China has made a bold move to stimulate consumption and boost sales of new energy vehicles (NEVs) by relaxing its policy on lending. Starting Thursday, new buyers will be able to purchase NEVs without making a downpayment, according to a new policy released by the People’s Bank of China.
The new policy only applies to personal-use NEV passenger cars, while loan requirements for commercial and used vehicles remain unchanged. This move comes as unofficial data shows a pick up in NEV sales in March, following a significant slump in December.

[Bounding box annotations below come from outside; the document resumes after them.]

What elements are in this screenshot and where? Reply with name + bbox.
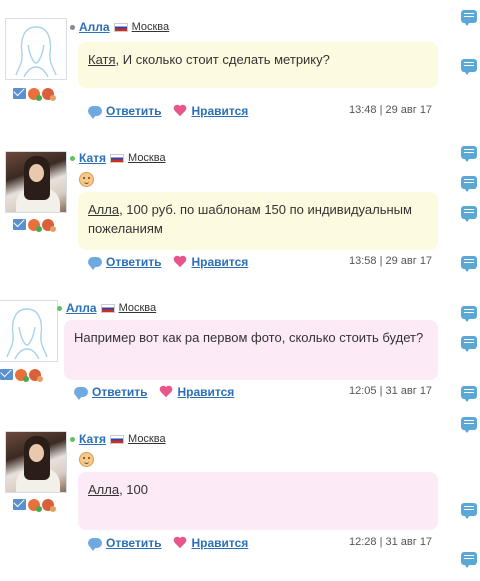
user-actions: [0, 369, 43, 382]
gift-icon[interactable]: [28, 219, 42, 232]
smiley-icon: [79, 172, 94, 187]
author-city[interactable]: Москва: [128, 433, 166, 445]
online-status-dot: [70, 155, 75, 161]
user-actions: [13, 88, 56, 101]
comment-icon[interactable]: [461, 10, 477, 26]
comment-icon[interactable]: [461, 59, 477, 75]
flag-icon: [113, 22, 128, 32]
message-text: , 100: [119, 482, 148, 497]
heart-icon: [173, 256, 187, 268]
message-bubble: Катя, И сколько стоит сделать метрику?: [78, 42, 438, 88]
message-bubble: Например вот как ра первом фото, сколько…: [64, 320, 438, 380]
reply-button[interactable]: Ответить: [74, 385, 147, 400]
avatar[interactable]: [0, 300, 58, 362]
mention-link[interactable]: Алла: [88, 202, 119, 217]
present-icon[interactable]: [42, 499, 56, 512]
reply-button[interactable]: Ответить: [88, 255, 161, 270]
author-name[interactable]: Алла: [79, 20, 110, 34]
message-text: Например вот как ра первом фото, сколько…: [74, 330, 424, 345]
present-icon[interactable]: [42, 88, 56, 101]
comment-icon[interactable]: [461, 146, 477, 162]
comment-icon[interactable]: [461, 336, 477, 352]
gift-icon[interactable]: [15, 369, 29, 382]
author-city[interactable]: Москва: [128, 152, 166, 164]
author-name[interactable]: Алла: [66, 301, 97, 315]
mail-icon[interactable]: [13, 499, 26, 510]
comment-icon[interactable]: [461, 417, 477, 433]
reply-icon: [88, 538, 102, 551]
like-button[interactable]: Нравится: [173, 104, 248, 118]
mail-icon[interactable]: [13, 88, 26, 99]
comment-icon[interactable]: [461, 256, 477, 272]
message-text: , 100 руб. по шаблонам 150 по индивидуал…: [88, 202, 412, 236]
author-name[interactable]: Катя: [79, 432, 106, 446]
mail-icon[interactable]: [0, 369, 13, 380]
timestamp: 13:58 | 29 авг 17: [349, 255, 433, 267]
status-dot: [70, 24, 75, 30]
reply-icon: [88, 257, 102, 270]
gift-icon[interactable]: [28, 499, 42, 512]
present-icon[interactable]: [29, 369, 43, 382]
heart-icon: [173, 537, 187, 549]
reply-button[interactable]: Ответить: [88, 104, 161, 119]
like-button[interactable]: Нравится: [159, 385, 234, 399]
author-name[interactable]: Катя: [79, 151, 106, 165]
flag-icon: [100, 303, 115, 313]
comment-icon[interactable]: [461, 306, 477, 322]
comment-icon[interactable]: [461, 206, 477, 222]
gift-icon[interactable]: [28, 88, 42, 101]
message-bubble: Алла, 100 руб. по шаблонам 150 по индиви…: [78, 192, 438, 250]
avatar[interactable]: [5, 18, 67, 80]
mention-link[interactable]: Катя: [88, 52, 116, 67]
message-bubble: Алла, 100: [78, 472, 438, 530]
reply-icon: [74, 387, 88, 400]
mail-icon[interactable]: [13, 219, 26, 230]
user-actions: [13, 499, 56, 512]
heart-icon: [159, 386, 173, 398]
flag-icon: [110, 153, 125, 163]
smiley-icon: [79, 452, 94, 467]
avatar[interactable]: [5, 431, 67, 493]
avatar[interactable]: [5, 151, 67, 213]
online-status-dot: [70, 436, 75, 442]
like-button[interactable]: Нравится: [173, 536, 248, 550]
reply-icon: [88, 106, 102, 119]
timestamp: 12:28 | 31 авг 17: [349, 536, 433, 548]
present-icon[interactable]: [42, 219, 56, 232]
mention-link[interactable]: Алла: [88, 482, 119, 497]
message-text: , И сколько стоит сделать метрику?: [115, 52, 330, 67]
comment-icon[interactable]: [461, 176, 477, 192]
user-actions: [13, 219, 56, 232]
author-city[interactable]: Москва: [119, 302, 157, 314]
comment-icon[interactable]: [461, 503, 477, 519]
author-city[interactable]: Москва: [132, 21, 170, 33]
timestamp: 12:05 | 31 авг 17: [349, 385, 433, 397]
flag-icon: [110, 434, 125, 444]
timestamp: 13:48 | 29 авг 17: [349, 104, 433, 116]
like-button[interactable]: Нравится: [173, 255, 248, 269]
comment-icon[interactable]: [461, 386, 477, 402]
online-status-dot: [57, 305, 62, 311]
heart-icon: [173, 105, 187, 117]
reply-button[interactable]: Ответить: [88, 536, 161, 551]
comment-icon[interactable]: [461, 552, 477, 568]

In addition to eliminating the need for a downpayment, the Chinese government has also reintroduced subsidies for NEV purchases, which will run until 2027 with a gradual reduction in later years. Tesla has also joined the effort to boost sales by offering interest-free loans for three or five years with a limited downpayment.

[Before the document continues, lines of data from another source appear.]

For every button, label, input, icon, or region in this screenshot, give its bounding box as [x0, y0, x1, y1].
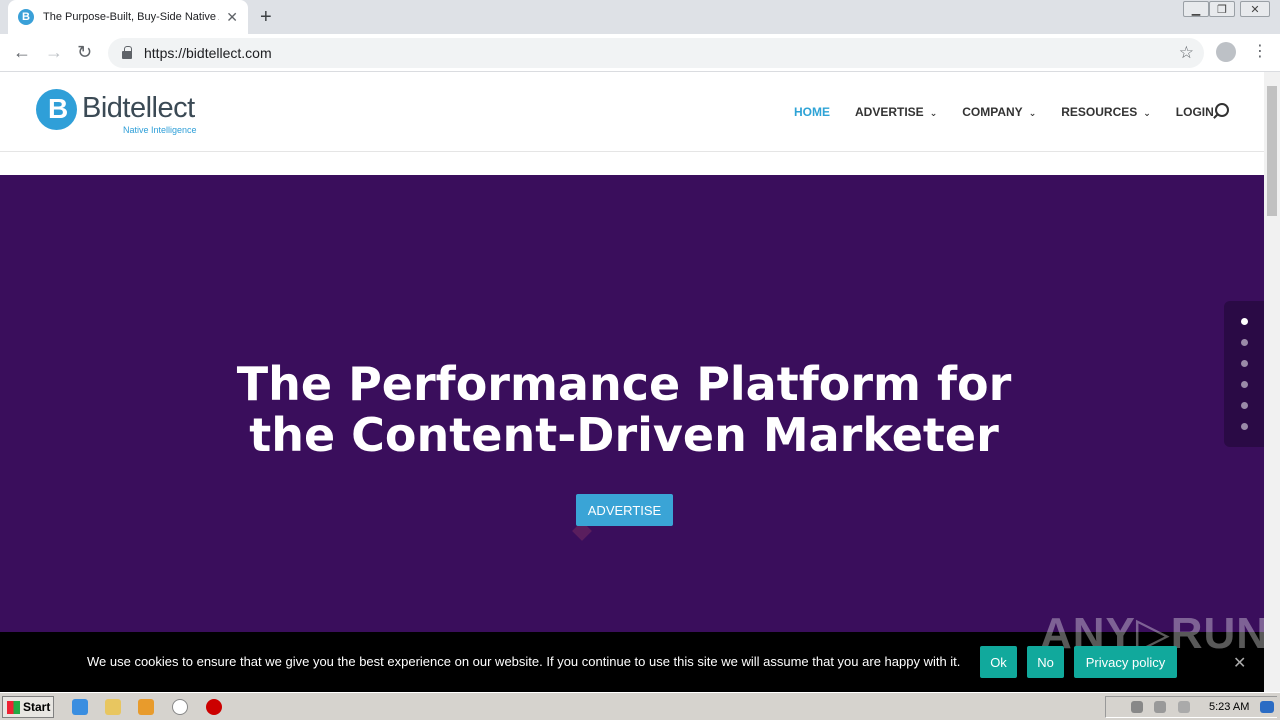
cookie-banner: ANY▷RUN We use cookies to ensure that we… — [0, 609, 1268, 692]
nav-login[interactable]: LOGIN — [1176, 105, 1214, 119]
nav-label: HOME — [794, 105, 830, 119]
browser-tabstrip: B The Purpose-Built, Buy-Side Native A ✕… — [0, 0, 1280, 34]
tab-title: The Purpose-Built, Buy-Side Native A — [43, 11, 219, 23]
file-explorer-icon[interactable] — [105, 699, 121, 715]
nav-advertise[interactable]: ADVERTISE ⌄ — [855, 105, 937, 119]
nav-label: COMPANY — [962, 105, 1023, 119]
chevron-down-icon: ⌄ — [929, 108, 938, 118]
slide-dot[interactable] — [1241, 360, 1248, 367]
slide-dot[interactable] — [1241, 339, 1248, 346]
action-center-flag-icon[interactable] — [1178, 701, 1190, 713]
logo-name[interactable]: Bidtellect — [82, 92, 195, 125]
address-url: https://bidtellect.com — [144, 45, 272, 61]
nav-label: LOGIN — [1175, 105, 1214, 119]
internet-explorer-icon[interactable] — [72, 699, 88, 715]
slide-dot[interactable] — [1241, 381, 1248, 388]
nav-home[interactable]: HOME — [794, 105, 830, 119]
slide-dot[interactable] — [1241, 402, 1248, 409]
windows-taskbar: Start 5:23 AM — [0, 692, 1280, 720]
slide-dot[interactable] — [1241, 423, 1248, 430]
cookie-message: We use cookies to ensure that we give yo… — [87, 654, 961, 669]
show-desktop-icon[interactable] — [1260, 701, 1274, 713]
taskbar-clock[interactable]: 5:23 AM — [1209, 701, 1249, 713]
minimize-icon[interactable]: ▁ — [1183, 1, 1209, 17]
network-icon[interactable] — [1154, 701, 1166, 713]
start-button[interactable]: Start — [2, 696, 54, 718]
logo-mark-icon[interactable]: B — [36, 89, 77, 130]
web-page: B Bidtellect Native Intelligence HOME ADV… — [0, 72, 1264, 692]
tab-close-icon[interactable]: ✕ — [226, 9, 238, 26]
cookie-no-button[interactable]: No — [1027, 646, 1064, 678]
back-icon[interactable]: ← — [13, 42, 31, 63]
logo-tagline: Native Intelligence — [123, 125, 197, 135]
window-close-icon[interactable]: ✕ — [1240, 1, 1270, 17]
cookie-close-icon[interactable]: ✕ — [1233, 653, 1246, 673]
forward-icon[interactable]: → — [45, 42, 63, 63]
start-label: Start — [23, 700, 51, 714]
browser-tab[interactable]: B The Purpose-Built, Buy-Side Native A ✕ — [8, 0, 248, 34]
slide-dots-nav — [1224, 301, 1264, 447]
media-player-icon[interactable] — [138, 699, 154, 715]
scrollbar-thumb[interactable] — [1267, 86, 1277, 216]
hero-title: The Performance Platform for the Content… — [0, 359, 1248, 461]
slide-dot[interactable] — [1241, 318, 1248, 325]
advertise-button[interactable]: ADVERTISE — [576, 494, 673, 526]
volume-icon[interactable] — [1131, 701, 1143, 713]
hero-title-line1: The Performance Platform for — [236, 357, 1012, 411]
new-tab-icon[interactable]: + — [260, 6, 272, 29]
browser-toolbar: ← → ↻ https://bidtellect.com ☆ ⋮ — [0, 34, 1280, 72]
main-nav: HOME ADVERTISE ⌄ COMPANY ⌄ RESOURCES ⌄ LOGIN — [794, 105, 1239, 119]
nav-label: ADVERTISE — [855, 105, 924, 119]
browser-menu-icon[interactable]: ⋮ — [1252, 41, 1268, 61]
chevron-down-icon: ⌄ — [1143, 108, 1151, 118]
opera-icon[interactable] — [206, 699, 222, 715]
page-scrollbar[interactable] — [1264, 72, 1280, 692]
privacy-policy-button[interactable]: Privacy policy — [1074, 646, 1177, 678]
nav-label: RESOURCES — [1061, 105, 1138, 119]
address-bar[interactable]: https://bidtellect.com ☆ — [108, 38, 1204, 68]
search-icon[interactable] — [1215, 103, 1229, 117]
restore-icon[interactable]: ❐ — [1209, 1, 1235, 17]
chevron-down-icon: ⌄ — [1028, 108, 1037, 118]
lock-icon — [122, 46, 132, 59]
windows-flag-icon — [7, 700, 20, 714]
nav-company[interactable]: COMPANY ⌄ — [962, 105, 1036, 119]
site-header: B Bidtellect Native Intelligence HOME ADV… — [0, 72, 1264, 152]
bookmark-star-icon[interactable]: ☆ — [1179, 43, 1194, 63]
cookie-ok-button[interactable]: Ok — [980, 646, 1017, 678]
chrome-icon[interactable] — [172, 699, 188, 715]
reload-icon[interactable]: ↻ — [77, 42, 92, 63]
nav-resources[interactable]: RESOURCES ⌄ — [1061, 105, 1151, 119]
hero-title-line2: the Content-Driven Marketer — [249, 408, 999, 462]
profile-avatar-icon[interactable] — [1216, 42, 1236, 62]
site-favicon-icon: B — [18, 9, 34, 25]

This marks the first time in six years that China’s central bank has ordered cuts to car loan terms, with a focus on spurring sales of NEVs. The move reflects the growing pressure on NEV sales due to factors like ‘range anxiety’, uncertain consumer confidence, and an intensifying price war in the market.
Financial institutions are now being encouraged to reduce or waive default penalties for early loan closure during the auto trade-in process to support auto consumption demand. The new policy replaces the terms set in 2017, with maximum loan ratios now determined based on the borrower’s creditworthiness and repayment ability.
Despite the challenges, NEV sales rebounded strongly in March, with retail sales totaling 698,000 units, up 28% from the same month last year. Tesla’s new loan deals in China aim to further boost sales, as the company continues to adjust prices to attract consumers.